Bathsheba is saving up for the down payment on a farm. She invests $30000 at 5.2% interest, compounded quarterly, for 4 years. To the nearest tenth of a percent, Bathsheba's rate of return will be ____%.

P = Po(1+r)n

r = (5.2%/4)/100% = 0.013 = Quarterly %
rate expressed as a decimal.

n = 4comp/yr * 4yrs = 16 Compounding
periods.

P = 30,000(1.013)^16 = $36,886.92

((36886.92-30000)/30000) * 100% = 23%
Return rate.

Thank you!

To calculate Bathsheba's rate of return, we can use the formula for compound interest:

A = P(1 + r/n)^(nt)

where:
A = the final amount (including principal and interest)
P = the principal amount (the initial investment)
r = interest rate (in decimal form)
n = number of times the interest is compounded per year
t = number of years

In this case, Bathsheba invests $30,000 at an interest rate of 5.2% (or 0.052 as a decimal), compounded quarterly (so n = 4), for 4 years.

Plugging these values into the formula, we have:

A = 30000(1 + 0.052/4)^(4*4)
A ≈ 30000(1 + 0.013)^16
A ≈ 30000(1.013)^16

Using a calculator, we can evaluate (1.013)^16 ≈ 1.21905.

A ≈ 30000 * 1.21905
A ≈ 36571.5

The final amount, including principal and interest, is approximately $36,571.50.
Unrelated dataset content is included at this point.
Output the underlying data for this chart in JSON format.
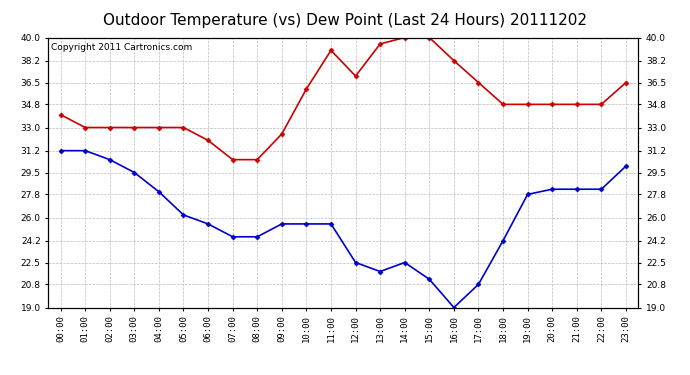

To calculate Bathsheba's rate of return (or rate of interest), we need to find the difference between the final amount and the initial investment, divided by the initial investment:

Rate of return = (A - P) / P * 100%
Rate of return ≈ (36571.5 - 30000) / 30000 * 100%
Rate of return ≈ 0.21905 * 100%
Rate of return ≈ 21.9%

Therefore, Bathsheba's rate of return to the nearest tenth of a percent is approximately 21.9%.